Management of patients with peripartum cardiomyopathy (PPCM) is still a major clinical problem, as only half of them or slightly more show complete recovery of left ventricular (LV) function despite conventional evidence-based treatment for heart failure. Recent observations suggested that bromocriptine might favor recovery of LV systolic function in patients with PPCM. However, no evidence exists regarding its effect on LV diastolic dysfunction, which is commonly observed in these patients. Tissue Doppler (TD) is an echocardiographic technique that provides unique information on LV diastolic performance. We report the case of a 37-year-old white woman with heart failure (NYHA class II), moderate LV systolic dysfunction (ejection fraction 35%), and severe LV diastolic dysfunction secondary to PPCM, who showed no improvement after 2 weeks of treatment with ramipril, bisoprolol, and furosemide. At 6-week followup after addition of bromocriptine, despite persistence of LV systolic dysfunction, normalization of LV diastolic function was shown by TD, together with improvement in functional status (NYHA I). At 18-month followup, the improvement in LV diastolic function was maintained, and normalization of systolic function was observed. This paper might support the clinical utility of bromocriptine in patients with PPCM by suggesting a potential benefit on LV diastolic dysfunction.

Figure 1

Echocardiographic indexes of left ventricular diastolic function. Standard Doppler of transmitral flow (a) and Tissue Doppler of left ventricular myocardial motion (b). The main indexes for the assessment of left ventricular diastolic function are (1) the peak early diastolic myocardial velocity E′, which is an index of LV relaxation; (2) the ratio between the peak early diastolic velocity of transmitral flow and E′ (E/E′ ratio), which is an index of left ventricular filling pressure.

Figure 2

Gadolinium-enhanced cardiac magnetic resonance imaging. Two-chamber (a) and four-chamber (b) views obtained by magnetic resonance imaging after enhancement by gadolinium. In addition to left ventricular enlargement, the dark appearance of the left ventricular myocardium (arrows) indicated lack of delayed enhancement, suggesting that no fibrosis or other abnormalities in myocardial architecture were present. LV = left ventricle; RV = right ventricle; LA = left atrium; RA = right atrium.

Figure 3

Left ventricular diastolic function at baseline and at the 6-week followup. Left column: Baseline examination. Doppler pattern of transmitral flow (a), Tissue Doppler pattern of left ventricular (LV) motion recorded at the junction with the septal mitral annulus (b), and color Tissue Doppler velocities of multiple LV myocardial segments ((c): yellow, basal septum; turquoise, middle septum; red, basal lateral; green, middle lateral).

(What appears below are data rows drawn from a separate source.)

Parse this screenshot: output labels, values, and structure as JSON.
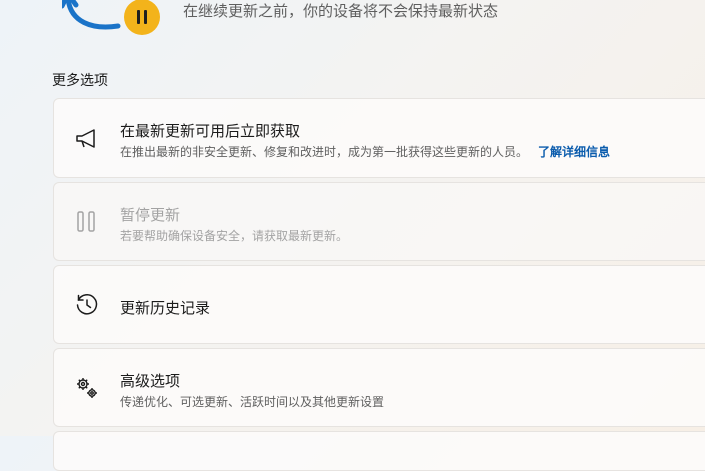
{
  "status": {
    "text": "在继续更新之前，你的设备将不会保持最新状态"
  },
  "more_options": {
    "title": "更多选项",
    "items": [
      {
        "icon": "megaphone-icon",
        "title": "在最新更新可用后立即获取",
        "desc": "在推出最新的非安全更新、修复和改进时，成为第一批获得这些更新的人员。",
        "link": "了解详细信息"
      },
      {
        "icon": "pause-icon",
        "title": "暂停更新",
        "desc": "若要帮助确保设备安全，请获取最新更新。",
        "disabled": true
      },
      {
        "icon": "history-icon",
        "title": "更新历史记录"
      },
      {
        "icon": "gears-icon",
        "title": "高级选项",
        "desc": "传递优化、可选更新、活跃时间以及其他更新设置"
      }
    ]
  },
  "colors": {
    "accent": "#0b5cad",
    "warning_badge": "#f3b31b",
    "arrow": "#1a73c8"
  }
}
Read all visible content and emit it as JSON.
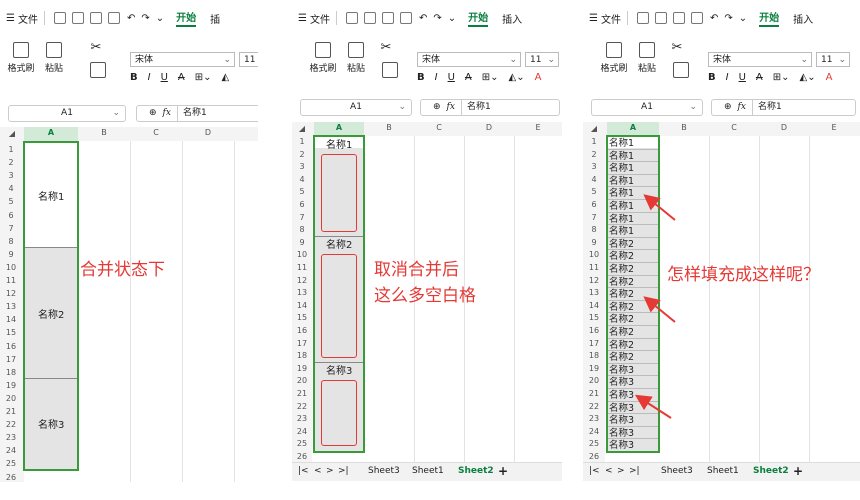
{
  "menu": {
    "file": "文件",
    "start": "开始",
    "insert": "插入"
  },
  "ribbon": {
    "format_painter": "格式刷",
    "paste": "粘贴",
    "font_name": "宋体",
    "font_size": "11",
    "bold": "B",
    "italic": "I",
    "underline": "U",
    "strike": "A"
  },
  "formula_bar": {
    "cell_ref": "A1",
    "fx": "fx",
    "content": "名称1"
  },
  "columns": [
    "A",
    "B",
    "C",
    "D",
    "E"
  ],
  "rows": 26,
  "groups": [
    {
      "label": "名称1"
    },
    {
      "label": "名称2"
    },
    {
      "label": "名称3"
    }
  ],
  "annotations": {
    "merged": "合并状态下",
    "unmerged_line1": "取消合并后",
    "unmerged_line2": "这么多空白格",
    "question": "怎样填充成这样呢？"
  },
  "sheet_tabs": [
    "Sheet3",
    "Sheet1",
    "Sheet2"
  ],
  "nav": [
    "|<",
    "<",
    ">",
    ">|"
  ],
  "add_sheet": "+",
  "colors": {
    "accent": "#0a7f3f",
    "selection_border": "#3a9a3a",
    "annotation": "#e53935",
    "merged_fill": "#e4e4e4"
  }
}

Severe reduction of peak early diastolic myocardial velocity (E_m) and considerable early diastolic dyssynchrony between segments (dotted arrow) were present. Right column: corresponding images obtained after 6 weeks of therapy with bromocriptine. Transmitral Doppler pattern was substantially unchanged (d), whereas a considerable increase in E′ (e) and a reduction in early diastolic dyssynchrony ((f), dotted arrow) were observed. Also note the different velocity scales between (c) and (f), and the increase in early diastolic velocities of all myocardial segments at 6-week followup compared to baseline. A = peak late diastolic transmitral flow; A′ = peak late diastolic myocardial velocity; E = peak early diastolic transmitral flow; S′ = peak systolic myocardial velocity.